Chinese murdering our people - Opinion Leader
Tii-roug Yaro Zumah, an opinion leader at Gbani, the suburb the tragedy struck, has reacted in very strong terms to the latest mishap, describing it as “another ritual killing too many” in the area.
“It is usual to say it’s an annual ritual. But this one is becoming a quarterly ritual. There is no four or five months that come by without having such a tragedy at Shaanxi. Like I told you the other time, because of the operations of Shaanxi, we have not less than 50 widows, single mothers. With what has just happened again, the number has risen with another single mother from Namolgo. That single mother is going to suffer with these three children. Are the Chinese going to support these children in any way to complete their schooling?

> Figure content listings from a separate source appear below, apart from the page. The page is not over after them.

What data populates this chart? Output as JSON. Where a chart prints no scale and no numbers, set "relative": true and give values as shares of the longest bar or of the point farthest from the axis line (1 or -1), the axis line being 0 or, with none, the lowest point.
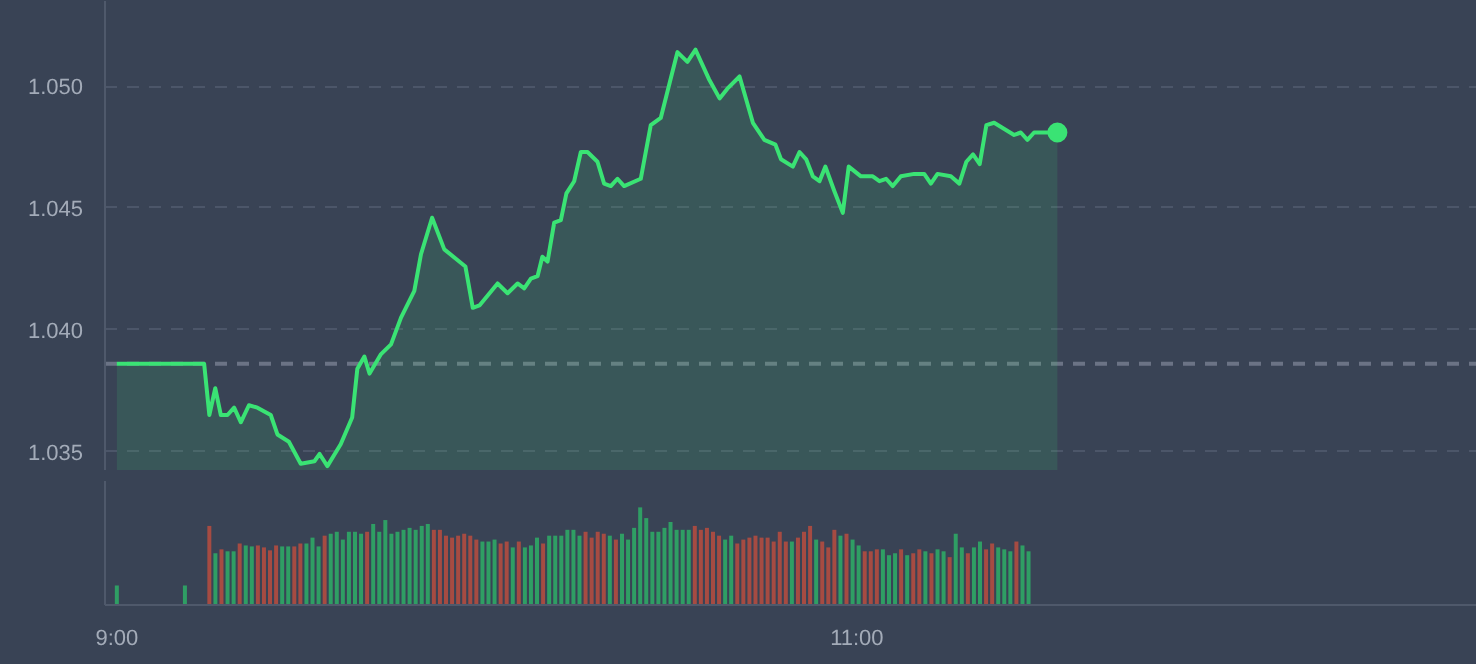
{
  "chart_data": [
    {
      "type": "area",
      "color": "#3ae374",
      "line_style": "solid",
      "grid": "y",
      "tick_labels": "y",
      "xlim": [
        8.968,
        12.676
      ],
      "ylim": [
        1.0342,
        1.0535
      ],
      "yticks": [
        {
          "value": 1.035,
          "label": "1.035"
        },
        {
          "value": 1.04,
          "label": "1.040"
        },
        {
          "value": 1.045,
          "label": "1.045"
        },
        {
          "value": 1.05,
          "label": "1.050"
        }
      ],
      "ref_lines": [
        {
          "axis": "y",
          "value": 1.0386,
          "line_style": "dashed",
          "color": "#6b7385"
        }
      ],
      "x": [
        9.0,
        9.236,
        9.25,
        9.266,
        9.281,
        9.299,
        9.317,
        9.335,
        9.357,
        9.38,
        9.416,
        9.434,
        9.465,
        9.497,
        9.534,
        9.548,
        9.569,
        9.605,
        9.636,
        9.65,
        9.669,
        9.683,
        9.714,
        9.741,
        9.768,
        9.804,
        9.822,
        9.852,
        9.885,
        9.942,
        9.962,
        9.98,
        10.029,
        10.056,
        10.083,
        10.101,
        10.119,
        10.137,
        10.15,
        10.164,
        10.182,
        10.2,
        10.215,
        10.236,
        10.254,
        10.272,
        10.299,
        10.317,
        10.335,
        10.353,
        10.371,
        10.416,
        10.443,
        10.47,
        10.515,
        10.542,
        10.564,
        10.6,
        10.629,
        10.65,
        10.683,
        10.719,
        10.75,
        10.78,
        10.795,
        10.827,
        10.845,
        10.863,
        10.881,
        10.899,
        10.915,
        10.939,
        10.962,
        10.978,
        11.011,
        11.043,
        11.061,
        11.079,
        11.097,
        11.119,
        11.155,
        11.182,
        11.2,
        11.218,
        11.254,
        11.277,
        11.296,
        11.314,
        11.332,
        11.35,
        11.371,
        11.425,
        11.443,
        11.461,
        11.479,
        11.542
      ],
      "values": [
        1.0386,
        1.0386,
        1.0365,
        1.0376,
        1.0365,
        1.0365,
        1.0368,
        1.0362,
        1.0369,
        1.0368,
        1.0365,
        1.0357,
        1.0354,
        1.0345,
        1.0346,
        1.0349,
        1.0344,
        1.0353,
        1.0364,
        1.0384,
        1.0389,
        1.0382,
        1.039,
        1.0394,
        1.0405,
        1.0416,
        1.0431,
        1.0446,
        1.0433,
        1.0426,
        1.0409,
        1.041,
        1.0419,
        1.0415,
        1.0419,
        1.0417,
        1.0421,
        1.0422,
        1.043,
        1.0428,
        1.0444,
        1.0445,
        1.0456,
        1.0461,
        1.0473,
        1.0473,
        1.0469,
        1.046,
        1.0459,
        1.0462,
        1.0459,
        1.0462,
        1.0484,
        1.0487,
        1.0514,
        1.051,
        1.0515,
        1.0503,
        1.0495,
        1.0499,
        1.0504,
        1.0485,
        1.0478,
        1.0476,
        1.047,
        1.0467,
        1.0473,
        1.047,
        1.0463,
        1.0461,
        1.0467,
        1.0457,
        1.0448,
        1.0467,
        1.0463,
        1.0463,
        1.0461,
        1.0462,
        1.0459,
        1.0463,
        1.0464,
        1.0464,
        1.046,
        1.0464,
        1.0463,
        1.046,
        1.0469,
        1.0472,
        1.0468,
        1.0484,
        1.0485,
        1.048,
        1.0481,
        1.0478,
        1.0481,
        1.0481
      ]
    },
    {
      "type": "bar",
      "relative": true,
      "tick_labels": "x",
      "xlim": [
        8.968,
        12.676
      ],
      "xticks": [
        {
          "value": 9,
          "label": "9:00"
        },
        {
          "value": 11,
          "label": "11:00"
        }
      ],
      "x": [
        9.0,
        9.184,
        9.25,
        9.2664,
        9.2828,
        9.2992,
        9.3156,
        9.332,
        9.3484,
        9.3648,
        9.3812,
        9.3976,
        9.414,
        9.4304,
        9.4468,
        9.4632,
        9.4796,
        9.496,
        9.5124,
        9.5288,
        9.5452,
        9.5616,
        9.578,
        9.5944,
        9.6108,
        9.6272,
        9.6436,
        9.66,
        9.6764,
        9.6928,
        9.7092,
        9.7256,
        9.742,
        9.7584,
        9.7748,
        9.7912,
        9.8076,
        9.824,
        9.8404,
        9.8568,
        9.8732,
        9.8896,
        9.906,
        9.9224,
        9.9388,
        9.9552,
        9.9716,
        9.988,
        10.0044,
        10.0208,
        10.0372,
        10.0536,
        10.07,
        10.0864,
        10.1028,
        10.1192,
        10.1356,
        10.152,
        10.1684,
        10.1848,
        10.2012,
        10.2176,
        10.234,
        10.2504,
        10.2668,
        10.2832,
        10.2996,
        10.316,
        10.3324,
        10.3488,
        10.3652,
        10.3816,
        10.398,
        10.4144,
        10.4308,
        10.4472,
        10.4636,
        10.48,
        10.4964,
        10.5128,
        10.5292,
        10.5456,
        10.562,
        10.5784,
        10.5948,
        10.6112,
        10.6276,
        10.644,
        10.6604,
        10.6768,
        10.6932,
        10.7096,
        10.726,
        10.7424,
        10.7588,
        10.7752,
        10.7916,
        10.808,
        10.8244,
        10.8408,
        10.8572,
        10.8736,
        10.89,
        10.9064,
        10.9228,
        10.9392,
        10.9556,
        10.972,
        10.9884,
        11.0048,
        11.0212,
        11.0376,
        11.054,
        11.0704,
        11.0868,
        11.1032,
        11.1196,
        11.136,
        11.1524,
        11.1688,
        11.1852,
        11.2016,
        11.218,
        11.2344,
        11.2508,
        11.2672,
        11.2836,
        11.3,
        11.3164,
        11.3328,
        11.3492,
        11.3656,
        11.382,
        11.3984,
        11.4148,
        11.4312,
        11.4476,
        11.464
      ],
      "values": [
        0.2,
        0.2,
        0.81,
        0.53,
        0.57,
        0.55,
        0.55,
        0.63,
        0.61,
        0.6,
        0.61,
        0.59,
        0.56,
        0.61,
        0.6,
        0.6,
        0.6,
        0.63,
        0.63,
        0.69,
        0.6,
        0.71,
        0.73,
        0.75,
        0.67,
        0.75,
        0.75,
        0.73,
        0.75,
        0.83,
        0.75,
        0.87,
        0.73,
        0.75,
        0.77,
        0.79,
        0.77,
        0.81,
        0.83,
        0.77,
        0.77,
        0.71,
        0.69,
        0.71,
        0.73,
        0.71,
        0.67,
        0.65,
        0.65,
        0.67,
        0.63,
        0.65,
        0.59,
        0.65,
        0.59,
        0.61,
        0.69,
        0.63,
        0.71,
        0.71,
        0.71,
        0.77,
        0.77,
        0.71,
        0.75,
        0.69,
        0.75,
        0.73,
        0.71,
        0.67,
        0.73,
        0.67,
        0.79,
        1,
        0.89,
        0.75,
        0.75,
        0.79,
        0.85,
        0.77,
        0.77,
        0.77,
        0.81,
        0.77,
        0.79,
        0.75,
        0.71,
        0.67,
        0.71,
        0.63,
        0.67,
        0.69,
        0.71,
        0.69,
        0.69,
        0.65,
        0.75,
        0.65,
        0.65,
        0.69,
        0.75,
        0.81,
        0.67,
        0.65,
        0.59,
        0.77,
        0.71,
        0.73,
        0.67,
        0.61,
        0.55,
        0.55,
        0.57,
        0.57,
        0.51,
        0.53,
        0.57,
        0.51,
        0.53,
        0.57,
        0.55,
        0.53,
        0.57,
        0.55,
        0.49,
        0.73,
        0.59,
        0.53,
        0.59,
        0.65,
        0.57,
        0.63,
        0.59,
        0.57,
        0.55,
        0.65,
        0.61,
        0.55
      ],
      "colors": [
        "#2f9e64",
        "#2f9e64",
        "#a64b42",
        "#2f9e64",
        "#a64b42",
        "#2f9e64",
        "#2f9e64",
        "#a64b42",
        "#2f9e64",
        "#2f9e64",
        "#a64b42",
        "#a64b42",
        "#a64b42",
        "#a64b42",
        "#2f9e64",
        "#2f9e64",
        "#a64b42",
        "#a64b42",
        "#2f9e64",
        "#2f9e64",
        "#2f9e64",
        "#a64b42",
        "#2f9e64",
        "#2f9e64",
        "#2f9e64",
        "#2f9e64",
        "#2f9e64",
        "#2f9e64",
        "#a64b42",
        "#2f9e64",
        "#2f9e64",
        "#2f9e64",
        "#2f9e64",
        "#2f9e64",
        "#2f9e64",
        "#2f9e64",
        "#2f9e64",
        "#2f9e64",
        "#2f9e64",
        "#a64b42",
        "#a64b42",
        "#a64b42",
        "#a64b42",
        "#a64b42",
        "#a64b42",
        "#a64b42",
        "#a64b42",
        "#2f9e64",
        "#2f9e64",
        "#2f9e64",
        "#a64b42",
        "#a64b42",
        "#2f9e64",
        "#a64b42",
        "#2f9e64",
        "#2f9e64",
        "#2f9e64",
        "#a64b42",
        "#2f9e64",
        "#2f9e64",
        "#2f9e64",
        "#2f9e64",
        "#2f9e64",
        "#2f9e64",
        "#a64b42",
        "#a64b42",
        "#a64b42",
        "#a64b42",
        "#2f9e64",
        "#a64b42",
        "#2f9e64",
        "#2f9e64",
        "#2f9e64",
        "#2f9e64",
        "#2f9e64",
        "#2f9e64",
        "#2f9e64",
        "#2f9e64",
        "#2f9e64",
        "#2f9e64",
        "#2f9e64",
        "#2f9e64",
        "#a64b42",
        "#a64b42",
        "#a64b42",
        "#a64b42",
        "#a64b42",
        "#2f9e64",
        "#2f9e64",
        "#a64b42",
        "#a64b42",
        "#a64b42",
        "#a64b42",
        "#a64b42",
        "#a64b42",
        "#a64b42",
        "#a64b42",
        "#a64b42",
        "#2f9e64",
        "#a64b42",
        "#a64b42",
        "#a64b42",
        "#2f9e64",
        "#a64b42",
        "#a64b42",
        "#a64b42",
        "#2f9e64",
        "#a64b42",
        "#2f9e64",
        "#2f9e64",
        "#a64b42",
        "#a64b42",
        "#a64b42",
        "#2f9e64",
        "#2f9e64",
        "#2f9e64",
        "#a64b42",
        "#2f9e64",
        "#a64b42",
        "#a64b42",
        "#2f9e64",
        "#a64b42",
        "#2f9e64",
        "#2f9e64",
        "#a64b42",
        "#2f9e64",
        "#2f9e64",
        "#a64b42",
        "#2f9e64",
        "#2f9e64",
        "#a64b42",
        "#a64b42",
        "#2f9e64",
        "#2f9e64",
        "#2f9e64",
        "#a64b42",
        "#2f9e64",
        "#2f9e64"
      ]
    }
  ]
}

“It is also unfortunate, like I said the other time, we have big men, politicians and kinsmen who are involved in helping the Chinese to do what they are doing. They are increasingly murdering our people in the name of mining. To me, this is murder. It is clear that the BNI has picked it up and I know the police are investigating it,” said Mr. Zumah, who is also former Secretary to the late Chief of the Gbani Traditional Area, Naab Pubootaaba Naabil.
According to him, the Ghanaian mineworkers at the company are poorly remunerated and when an employee dies through an accident at the mines, the family of deceased is given nothing more than a Gh¢6,000 consolation package.
“All those who are in control of the Chinese have been gagged. I was just told yesterday that the inspectorate team from Kumasi would be coming down today. I don’t know whether they are in. They keep on coming anytime an incident and a report is given; yet we keep on encountering these tragedies. I don’t know which of the mines in Ghana we encounter deaths every three or four months. This is what is happening to us at Gbani. If care is not taken, by December another one will happen.
“We need to understand how the Chinese operate. But here you have a whole chief supporting them, politicians supporting them. Why not let them stop work and investigation set up to find out the causes of all these deaths? They have been here not up to ten years and we have lost over 50 people. People have been maimed. They cannot continue to kill our people and we will keep quiet,” he added.